Our final love of Udaipur was the array of rooftop and lakeside restaurants and cafes. You don't need to have a rooftop view at your hotel you can just enjoy all the others for either food or a beer.
Being a city to relax and take in the views, we decided the best way to make the most of this was over breakfast, lunch and dinner. So we enjoyed some delicious food in beautiful surroundings.
We found a great spot with lounge seating for some Indian Parantha (stuffed flatbread) and beer at the Rainbow Cafe on the Gangaur Ghat.

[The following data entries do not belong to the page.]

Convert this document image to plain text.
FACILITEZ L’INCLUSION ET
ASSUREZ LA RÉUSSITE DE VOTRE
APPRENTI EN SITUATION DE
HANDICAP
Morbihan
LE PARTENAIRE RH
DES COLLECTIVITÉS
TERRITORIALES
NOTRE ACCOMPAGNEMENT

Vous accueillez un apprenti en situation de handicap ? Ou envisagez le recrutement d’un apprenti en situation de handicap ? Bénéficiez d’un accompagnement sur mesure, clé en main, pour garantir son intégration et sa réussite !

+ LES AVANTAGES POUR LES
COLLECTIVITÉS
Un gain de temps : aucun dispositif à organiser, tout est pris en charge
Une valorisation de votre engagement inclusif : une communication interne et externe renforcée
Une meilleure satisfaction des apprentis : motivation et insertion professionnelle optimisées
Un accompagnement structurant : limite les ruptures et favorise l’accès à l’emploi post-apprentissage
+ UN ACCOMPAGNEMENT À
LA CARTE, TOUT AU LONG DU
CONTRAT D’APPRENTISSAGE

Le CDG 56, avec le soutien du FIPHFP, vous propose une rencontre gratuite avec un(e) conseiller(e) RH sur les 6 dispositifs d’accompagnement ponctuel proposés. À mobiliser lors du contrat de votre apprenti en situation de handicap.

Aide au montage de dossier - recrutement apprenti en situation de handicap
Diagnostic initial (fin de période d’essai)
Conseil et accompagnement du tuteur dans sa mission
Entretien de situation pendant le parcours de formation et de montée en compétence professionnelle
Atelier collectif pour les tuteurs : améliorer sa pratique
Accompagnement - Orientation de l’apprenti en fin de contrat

View from the Rainbow Cafe

And over on our side of the lake, Hari Garh; a quaint garden restaurant right on the water hidden back from the street behind a beautifully calved wooden door (we loved their vegetable Sizzler - a hot plate of sizzling paneer, aloo and stuffed peppers, chips and sauce) and the very popular Ambrai; at the end of the Hanuman Ghat with the best views of the palace and lake lit up at night - beautifully romantic setting by the waters edge and stunning curry (our best meal to date!).
View of the palace lit up at night from Ambrai

Many organised trips miss out Udaipur as its quite far South off the standard golden triangle route, but with an overnight train from Delhi (7pm-7am) and regular trains to Jaipur too you'd be crazy to miss it!